We are currently recruiting members aliged with our mission. Our early team is working on how the Digital Life Collective will make decisions, prioritize projects for investment and, of course, establish an online presence that will enable us to recruit members on an ongoing basis.
We are mapping the open source ecosystem, identifiying key voices to engage through panels and other forums, and doing research on how to identify Tech We Trust.
Our members co-operate to identify ways the Collective will choose what to work on, and how to work. We want to draw on the expertise and experiences of others who have tried to build ‘tech we trust’, as well as those who have worked in non-hierarchical organizations.
We can begin contributing to agreed projects as soon as we have the means to match volunteered skills with worthwhile projects. Once, we have attracted enough members, we’ll be able to hire staff and begin allocating staff and/or money to support identified projects directly. Our initial focus is likely to be on tools and systems that can have a disproportionately big impact, perhaps by unlocking new app ecosystems or by providing a realistic trustworthy alternative to a widely used piece of software.
We hope that eventually many millions of people from across the globe will find value in joining the Collective and funding our work. This value will ultimately be in the products and services that the Collective helps produce for everyone to use. Each member will have an equal opportunity to influence the selection and subsequent development, testing and launch of these products and services.

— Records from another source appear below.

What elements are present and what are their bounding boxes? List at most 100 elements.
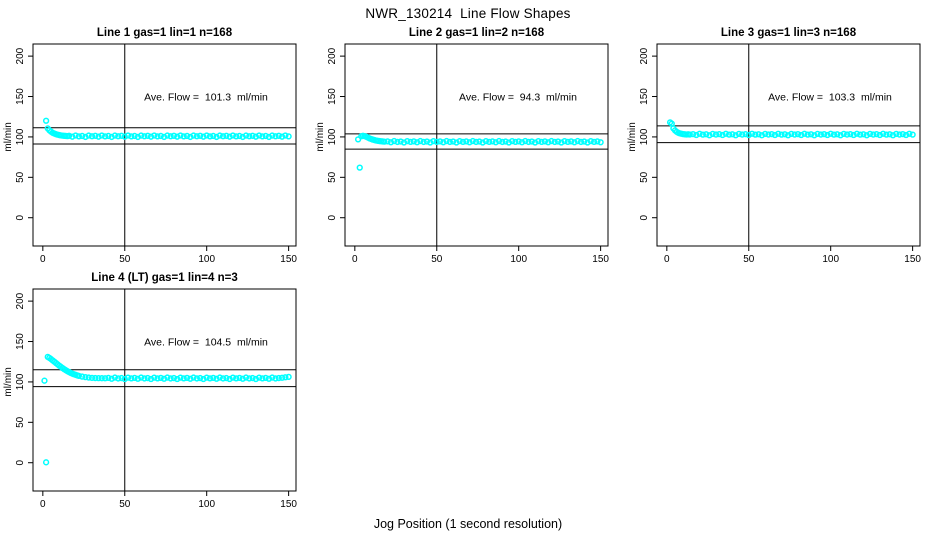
x-tick-label: 100: [198, 499, 215, 510]
data-point: [265, 375, 273, 382]
data-point: [893, 130, 900, 137]
data-point: [463, 138, 470, 145]
data-point: [590, 138, 598, 145]
data-point: [213, 133, 220, 141]
data-point: [210, 374, 217, 382]
data-point: [830, 131, 838, 138]
panel-title: Line 3 gas=1 lin=3 n=168: [721, 27, 857, 39]
x-tick-label: 150: [592, 254, 609, 265]
data-point: [196, 132, 204, 139]
data-point: [118, 132, 125, 139]
data-point: [193, 375, 201, 382]
data-point: [502, 138, 509, 145]
data-point: [226, 133, 233, 140]
data-point: [755, 131, 762, 138]
data-point: [236, 374, 243, 382]
data-point: [85, 374, 92, 381]
data-point: [282, 132, 289, 139]
data-point: [229, 132, 237, 139]
data-point: [558, 139, 565, 146]
data-point: [223, 374, 230, 382]
x-axis-label: Jog Position (1 second resolution): [373, 517, 563, 531]
data-point: [525, 138, 532, 146]
data-point: [732, 132, 739, 139]
data-point: [285, 133, 292, 140]
data-point: [105, 374, 112, 382]
data-point: [397, 138, 404, 145]
panel-line-4: Line 4 (LT) gas=1 lin=4 n=3 0 50 100 150 0 50 1…: [3, 272, 297, 510]
x-tick-label: 0: [664, 254, 670, 265]
data-point: [781, 131, 788, 138]
y-tick-label: 0: [639, 215, 650, 221]
outlier-point: [42, 459, 50, 466]
data-point: [899, 130, 906, 138]
data-point: [712, 131, 720, 138]
data-point: [870, 131, 877, 138]
data-point: [193, 133, 201, 140]
panel-cell-line-4: Line 4 (LT) gas=1 lin=4 n=3 0 50 100 150 0 50 1…: [0, 267, 312, 512]
data-point: [82, 374, 89, 381]
data-point: [778, 131, 785, 138]
data-point: [564, 138, 572, 145]
data-point: [180, 375, 187, 382]
data-point: [203, 374, 210, 381]
data-point: [535, 137, 542, 145]
data-point: [154, 375, 161, 382]
data-point: [154, 133, 161, 140]
data-point: [183, 132, 191, 140]
data-point: [479, 139, 486, 146]
data-point: [742, 130, 749, 138]
data-point: [206, 133, 214, 140]
data-point: [177, 132, 184, 139]
data-point: [735, 130, 743, 137]
data-point: [269, 374, 276, 381]
data-point: [128, 133, 135, 140]
data-point: [79, 132, 86, 140]
data-point: [233, 133, 240, 140]
data-point: [807, 131, 815, 138]
data-point: [748, 130, 756, 137]
data-point: [265, 133, 273, 141]
outlier-point: [356, 164, 363, 171]
data-point: [518, 139, 526, 146]
data-point: [696, 130, 703, 137]
data-point: [761, 130, 769, 137]
data-point: [187, 375, 194, 382]
data-point: [729, 131, 736, 138]
data-point: [548, 137, 555, 145]
data-point: [174, 375, 181, 383]
data-point: [879, 130, 887, 137]
x-tick-label: 50: [119, 499, 131, 510]
data-point: [554, 138, 562, 145]
data-point: [574, 137, 581, 145]
data-point: [886, 131, 893, 138]
data-point: [262, 132, 269, 140]
data-point: [492, 139, 499, 146]
data-point: [124, 374, 132, 381]
x-tick-label: 50: [431, 254, 443, 265]
data-point: [410, 138, 417, 145]
data-point: [413, 139, 421, 146]
y-tick-label: 0: [15, 215, 26, 221]
data-point: [456, 137, 463, 145]
data-point: [88, 133, 96, 140]
data-point: [160, 375, 168, 382]
data-point: [200, 375, 207, 383]
data-point: [567, 138, 575, 145]
y-tick-label: 200: [639, 47, 650, 64]
data-point: [551, 138, 558, 146]
data-point: [157, 132, 164, 140]
data-point: [522, 137, 529, 145]
data-point: [505, 139, 513, 146]
data-point: [252, 133, 260, 140]
data-point: [272, 375, 279, 382]
data-point: [282, 374, 289, 381]
data-point: [453, 139, 460, 146]
data-point: [115, 375, 122, 382]
panel-title: Line 2 gas=1 lin=2 n=168: [409, 27, 545, 39]
plot-box: [656, 43, 921, 247]
y-tick-label: 150: [15, 333, 26, 350]
data-point: [853, 130, 861, 137]
data-point: [745, 131, 752, 139]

Today, members can contribute funding and they can influence the development of the Collective, the criteria we are developing to select projects and the initial projects we invest in. The best way to get started is to join in the conversation and [become a part of the Collective](https://diglife.com/).
What software and/or services do you intend to develop?
We research, design, fund, develop, certify and use digital products and services that respect and protect our human rights. We’ll partner with others doing things that meet our standards – we definitely don’t plan on reinventing any wheels. We support, test and use what exists; we fund and build what doesn’t yet exist but should.
We’re not kidding ourselves. In technological terms, the concepts of trust, privacy, equality, and decentralization, are challenging things to grapple with. If we answered this question with “We’re going to invest in X and engineer Y and it’ll be ready in six months”, then you’d be right not to take us seriously.
At the same time, we’re not doing this just to hang out with great people and have a nice time. We’re intent on delivering more trustworthy technology to help create the world we want. Curious, but still unsure? The best way to find out, in this early stage, if our team is worthy of your trust, is to come talk to us. [Send us an email](mailto:firstname.lastname@example.org) or ask a question in [our public discussion forum](https://discuss.diglife.com/).
What is your position on the Investigatory Powers Act 2016 (aka the UK Snoopers Charter) and state surveillance in general?
Legislation and dominant practices may vary from the values that inform our mission here. We will strive to find ways of working such that we are not unduly impeded by these. We do not currently plan to become a campaigning or advocacy group fighting such legislation - there are great groups out there already.
If you care about privacy, why does your site ask me to accept cookies?
There are cookies and then there are cookies. It’s a shame they have the same name.
There are good cookies, if you like, that serve the original function cookies were designed for. This encompasses making sure our website is working well, and that it can adapt to the visitor’s needs (e.g. our future site should remember that you want the French version).
But today the vast majority of cookies allow companies to track what you do for their commercial benefit. We don’t use such cookies. Where we need third party services (e.g. Stripe.com for payments) we try to select those that don’t use such methods or can be configured not to.